Consequently, men are often discredited and erroneously vilified as predators. By the same token, their vulnerability and traumas incurred from malignant mothers, spouses or female employers are collectively scoffed at due to cultural prescriptions which afford female abusers the latitude to manipulate and harm in ways that conceal their malevolence and vindictiveness.
In all fairness, when the perpetration of intimate partner violence is carried out by a female, we typically trivialize and ridicule men who claim victimization, even in cases when medical attention is warranted. In fact, I’ve provided treatment to many men who were hit by their female partners and even threatened with false allegations of rape if they didn’t comply with untenable demands.
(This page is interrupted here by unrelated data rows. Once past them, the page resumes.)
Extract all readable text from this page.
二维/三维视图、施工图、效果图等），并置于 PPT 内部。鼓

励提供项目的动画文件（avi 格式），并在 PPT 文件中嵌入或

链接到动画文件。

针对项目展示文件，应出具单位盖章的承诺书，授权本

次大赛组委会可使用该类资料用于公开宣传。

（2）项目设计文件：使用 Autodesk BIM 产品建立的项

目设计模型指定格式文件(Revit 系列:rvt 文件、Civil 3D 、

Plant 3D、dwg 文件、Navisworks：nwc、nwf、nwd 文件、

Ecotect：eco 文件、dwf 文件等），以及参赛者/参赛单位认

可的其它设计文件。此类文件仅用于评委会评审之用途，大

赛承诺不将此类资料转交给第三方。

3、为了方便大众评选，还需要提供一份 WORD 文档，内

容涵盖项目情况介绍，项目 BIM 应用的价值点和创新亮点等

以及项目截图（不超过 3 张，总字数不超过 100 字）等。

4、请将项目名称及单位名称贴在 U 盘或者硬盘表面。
Another vast arena in which legitimate concerns are dismissed and mistrusted is healthcare. Case in point is my client who recently suffered medical abuse when her requests for palliative care in a hospital was met with insinuations of drug addiction. In fact she was in excruciating pain from acute cholecystitis. Perhaps the color of her skin and her dreadlocks factored into the nurse’s assessment. Also likely is that due to America’s opioid epidemic, algorithms and national drug databases are being used to identify a patient’s risk of misusing opioids. That my client’s recent bout with lung cancer necessitated the use of prescribed controlled substances was not factored into the equation.
This Kafkaesque ordeal physically and mentally traumatized her.
Ironically the very people who enabled the fraudulent prescribing of oxycontin as non-addictive, are now withholding necessary pain treatment from those who need it most.
Although the ramifications of not being believed varies in intensity and duration depending on the individual, their resilience, and the specific circumstances, in the grand scheme of things not being believed heightens anxiety and depression, erodes self-worth, and foments pervasive distrust and anger that can culminate in social withdrawal.
Nevertheless, regarding others with suspicion is a ubiquitous and necessary part of life. It’s important to critically analyze people and circumstances so that falsehoods can be discerned and differentiated from truth. Unfortunately, when we impulsively discount, dismiss and chide those whose truths oppose the status quo and ignite discomfort, we cause great harm.
Unfortunately, we are witnessing how shaping public opinion by subordinating logic and factual information to emotional reactivity is a recipe for disaster. We have become increasingly myopic, meaning narrowly focused on our own small scope of reality, even when that scope lacks the facts and particulars that could provide comprehensive understanding. As a result, there are serious casualties and collateral damage.
This collective intractability has led to deficits in opening up to meaningful dialogue and ways of thinking and being that allows for respectful interaction. Instead, resentments, hatred, violence, stereotyping, polarization and group division has taken root. Diplomatic inquiry has become an antiquated notion. We have forgotten how to learn from one another, how to listen and how to ask each other questions.
Lastly, although discerning the truth is undoubtedly a complex task, one thing is certain. We need to resist being blindly led by subjective feelings and popular opinions. Thinking critically, weighing evidence and seeking a burden of proof allows for judgments that are coherent and logical. Enhancing our interactions means suspending assumptions, so as to offset marginalization and foster a more inclusive curious mindset. Perhaps these small but meaningful gestures can ameliorate the plight of scorned truth tellers, so that those expressing opposing thoughts will be proffered their right to be heard.
Thank you, Sheri! Another great article!